Même par téléphone, impossible de ne pas ressentir à quel point Matuanui Fao est épanoui. À la différence de nombreux Polynésiens, il a appris à supporter le mal du pays. En septembre, cela fera deux ans qu’il n’a pas revu les cimes de l’Aorai. “J’imagine que c’est typique de chez nous d’avoir le mal du pays. De mon côté, je m’en suis pris tellement plein les yeux. À chaque fois que je rentre à la maison, j’ai tellement de choses à raconter. Et puis de nos jours, avec les réseaux sociaux, je partage mon quotidien. Même ma maman me dit de continuer car à chaque fois que je rentre, je tourne en rond. Cela me fait plaisir de revenir, voir la famille, les amis, mais au bout de deux semaines, je tourne en rond.”

Retrouver un nouvel équipage et un nouveau navire n’est désormais plus un souci, la crise de l’emploi, pour lui, n’existe pas. “C’est un petit monde, tu te fais ton réseau et si tu donnes satisfaction aux autres membres d’équipage… certains sont devenus capitaines, si je les appelle, c’est certain qu’ils me recruteront.”
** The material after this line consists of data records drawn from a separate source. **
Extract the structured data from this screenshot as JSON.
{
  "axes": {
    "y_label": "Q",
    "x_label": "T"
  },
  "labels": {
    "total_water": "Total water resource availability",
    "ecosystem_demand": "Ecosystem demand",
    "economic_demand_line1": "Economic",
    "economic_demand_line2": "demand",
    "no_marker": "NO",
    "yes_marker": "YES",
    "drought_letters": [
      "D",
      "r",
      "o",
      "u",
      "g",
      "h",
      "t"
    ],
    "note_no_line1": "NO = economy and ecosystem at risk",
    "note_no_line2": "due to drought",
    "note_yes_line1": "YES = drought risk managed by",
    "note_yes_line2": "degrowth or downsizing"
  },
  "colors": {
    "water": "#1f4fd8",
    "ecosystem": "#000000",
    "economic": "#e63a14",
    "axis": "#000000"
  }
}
Le jeune homme l’admet : son métier “gagne bien, et puis on est nourri, logé, blanchi.” Seule une ombre pourrait l’empêcher de poursuivre cette vie de rêve éternellement. “Je ne pense pas que je pourrai faire cela toute ma vie, en tout cas, pas si je veux fonder ma petite famille. Mais je connais des gens qui font avec, ce n’est pas impossible. Si un jour je trouve une femme qui comprend ma passion ou fait le même métier, ce n’est pas impossible. Mais il est sûr que c’est compliqué.” Pour autant et c’était l’objet de son e-mail, Matuanui ne comprend pas les complaintes qu’il constate au sein de la jeunesse polynésienne, et l’invite, si elle se sent si mal, à suivre son chemin : “faire son sac et mettre les voiles ».

« Quand je lis les commentaires sur les réseaux, j’ai envie de les inciter à s’ouvrir l’esprit sur autre chose. Nous sommes gâtés avec notre vie en Polynésie après avoir vu de mes propres yeux ce qui se passe ailleurs. On est vraiment chanceux et, souvent, on oublie que la misère n’est pas si loin de chez nous.”

Selon lui, se retrouver un jour aux Caraïbes, un autre en Alaska est à la portée de tous. “Mon premier capitaine me disait : ‘Tu as deux bras, une cervelle entre les deux, et tu sais utiliser le tout, c’est déjà un bon début.’ Évidemment, il faut avoir le pied marin, ne pas avoir peur de bouger, de ne pas être à la maison. Nous ne sommes pas beaucoup de Polynésiens dans ce métier. Dans mon milieu, les gens s’en étonnent car nous sommes un peuple de la mer.”